Do you have a source for this? As far as I remember past discussions on HN about Theranos, testing on small samples is notoriously difficult. As an experimental physicist, this seems plausible to me: Say 5% error margin on your result is required. This leaves a lot more leeway for dimensional errors (of the sampling chamber) compared to a few µl. Not to speak of introducing external impurities (or those induced by the sampling as mentioned by the article). I am pretty sure Siemens has lots of incentive to err on the safe side.
If we really like to disrupt this industry, it would be nicer to be able to make these tests in-vivo, in my opinion.
In case you're not a native English speaker: "for all we know" means something like "hypothetically". icebraining's point is that Siemens' behavior is not inconsistent with Siemens having a secret device that can reliably test on small samples, even if they don't sell it. icebraining did not mean to imply that Siemens actually has such a device.
When do we get an article about the dysfunctional culture of the press? They helped Holmes hype Theranos without asking any hard, or even mildly difficult, questions. Why is that?
The book describes how the board vouched for the initial integrity of Theranos and Holmes. Because of the high calibers of the board members they were taken as character witnesses.
The boarded included:
* former Secretary of State George Shultz
* William Perry (former Secretary of Defense)
* Henry Kissinger (former Secretary of State)
* Sam Nunn (former U.S. Senator)
* Bill Frist (former U.S. Senator and heart-transplant surgeon)
* Gary Roughead (Admiral, USN, retired)
* James Mattis (General, USMC)
* Richard Kovacevich (former Wells Fargo Chairman and CEO)
* Riley Bechtel (chairman of the board and former CEO at Bechtel Group)
A key universal insight here is surely that "it's extremely dangerous to consider anyone who raises concerns or objections as cynics or nay-sayers", in any company culture.
Tyler Schultz is the reason we know any of this.
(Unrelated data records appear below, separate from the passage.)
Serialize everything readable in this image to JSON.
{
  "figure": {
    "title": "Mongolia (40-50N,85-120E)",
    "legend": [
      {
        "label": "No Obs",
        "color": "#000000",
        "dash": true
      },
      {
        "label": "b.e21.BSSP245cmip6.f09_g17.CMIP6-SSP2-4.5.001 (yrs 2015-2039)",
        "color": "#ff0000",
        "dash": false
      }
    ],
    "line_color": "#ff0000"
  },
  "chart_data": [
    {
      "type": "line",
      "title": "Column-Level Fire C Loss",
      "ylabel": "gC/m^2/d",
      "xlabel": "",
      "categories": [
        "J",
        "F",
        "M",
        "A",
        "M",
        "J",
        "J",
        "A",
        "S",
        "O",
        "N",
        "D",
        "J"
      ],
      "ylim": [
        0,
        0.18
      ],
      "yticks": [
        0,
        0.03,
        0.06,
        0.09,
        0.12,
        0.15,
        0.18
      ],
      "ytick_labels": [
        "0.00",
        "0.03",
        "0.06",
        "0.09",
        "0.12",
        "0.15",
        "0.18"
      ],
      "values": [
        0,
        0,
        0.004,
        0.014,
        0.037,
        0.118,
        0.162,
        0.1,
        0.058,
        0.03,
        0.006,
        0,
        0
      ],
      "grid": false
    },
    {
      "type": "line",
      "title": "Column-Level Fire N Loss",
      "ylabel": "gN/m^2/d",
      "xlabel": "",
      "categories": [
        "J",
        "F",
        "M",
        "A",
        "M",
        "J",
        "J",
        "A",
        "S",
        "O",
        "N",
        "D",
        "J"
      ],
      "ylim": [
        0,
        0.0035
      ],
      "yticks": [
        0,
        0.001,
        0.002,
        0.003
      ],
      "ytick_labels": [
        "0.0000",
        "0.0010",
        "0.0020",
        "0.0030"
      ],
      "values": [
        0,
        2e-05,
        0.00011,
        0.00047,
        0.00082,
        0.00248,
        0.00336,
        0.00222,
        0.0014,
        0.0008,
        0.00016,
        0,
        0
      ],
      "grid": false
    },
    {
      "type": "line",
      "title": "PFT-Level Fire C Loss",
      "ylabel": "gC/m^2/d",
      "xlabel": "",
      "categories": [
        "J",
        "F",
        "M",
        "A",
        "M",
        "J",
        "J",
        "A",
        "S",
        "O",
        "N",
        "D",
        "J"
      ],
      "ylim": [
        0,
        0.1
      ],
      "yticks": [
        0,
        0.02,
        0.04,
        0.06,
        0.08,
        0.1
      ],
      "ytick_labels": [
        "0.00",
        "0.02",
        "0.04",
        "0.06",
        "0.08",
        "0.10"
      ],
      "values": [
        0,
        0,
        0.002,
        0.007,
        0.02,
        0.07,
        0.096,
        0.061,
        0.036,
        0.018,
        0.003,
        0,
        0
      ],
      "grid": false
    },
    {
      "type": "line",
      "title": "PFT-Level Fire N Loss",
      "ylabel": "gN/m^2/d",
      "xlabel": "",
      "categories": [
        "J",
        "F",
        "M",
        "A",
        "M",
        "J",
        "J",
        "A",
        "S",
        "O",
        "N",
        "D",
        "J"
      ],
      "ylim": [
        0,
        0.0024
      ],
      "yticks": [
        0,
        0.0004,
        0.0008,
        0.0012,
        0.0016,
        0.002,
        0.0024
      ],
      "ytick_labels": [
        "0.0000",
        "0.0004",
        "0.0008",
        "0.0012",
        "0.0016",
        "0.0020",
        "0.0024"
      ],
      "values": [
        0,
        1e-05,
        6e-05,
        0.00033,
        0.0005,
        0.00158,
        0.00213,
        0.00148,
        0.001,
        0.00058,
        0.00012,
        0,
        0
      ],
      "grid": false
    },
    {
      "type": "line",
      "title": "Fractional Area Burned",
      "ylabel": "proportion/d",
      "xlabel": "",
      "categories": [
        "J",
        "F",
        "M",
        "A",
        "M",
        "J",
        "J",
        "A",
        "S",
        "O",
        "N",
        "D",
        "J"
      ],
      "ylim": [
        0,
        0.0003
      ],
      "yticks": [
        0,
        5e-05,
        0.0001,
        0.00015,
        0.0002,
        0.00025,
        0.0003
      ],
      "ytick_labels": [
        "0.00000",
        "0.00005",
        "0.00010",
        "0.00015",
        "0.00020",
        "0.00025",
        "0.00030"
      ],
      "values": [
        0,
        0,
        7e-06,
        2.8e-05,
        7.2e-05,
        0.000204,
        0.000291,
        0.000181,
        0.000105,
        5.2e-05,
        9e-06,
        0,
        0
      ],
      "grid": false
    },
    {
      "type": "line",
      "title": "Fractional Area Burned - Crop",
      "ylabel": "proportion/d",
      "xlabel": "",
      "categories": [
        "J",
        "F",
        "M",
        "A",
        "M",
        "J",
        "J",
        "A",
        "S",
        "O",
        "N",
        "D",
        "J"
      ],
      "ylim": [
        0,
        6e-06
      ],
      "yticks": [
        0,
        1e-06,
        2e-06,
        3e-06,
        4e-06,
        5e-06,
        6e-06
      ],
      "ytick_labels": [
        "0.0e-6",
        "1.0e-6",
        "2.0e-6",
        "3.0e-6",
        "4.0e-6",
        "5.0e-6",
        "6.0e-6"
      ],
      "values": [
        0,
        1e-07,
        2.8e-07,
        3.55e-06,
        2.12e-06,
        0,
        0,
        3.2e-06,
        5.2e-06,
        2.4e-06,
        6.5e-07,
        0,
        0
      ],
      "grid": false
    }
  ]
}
Without that brave man, Theranos would still be faking it and very likely hurting real people with real families. Tyler Schultz blew the whistle on this fantastic scam. When the news and the net have you feeling really down, just remember, people like Tyler Schultz are still here, doing the right thing.
edit: for example, the second chapter focuses on the "Gluebot", a robot originally designed for glue-dispensing that became the core of Theranos's "Edison" machine. The author goes into decent detail about how this robot differed from Elizabeth Holmes's original vision of a wildly unrealistic microfluidic processor. And how Holmes/Theranos hired a new separate engineering team (which came up with the Gluebot idea) to pit against Theranos's own engineering department after the then lead engineer refused Holmes's request to run his team on a 24/7 schedule.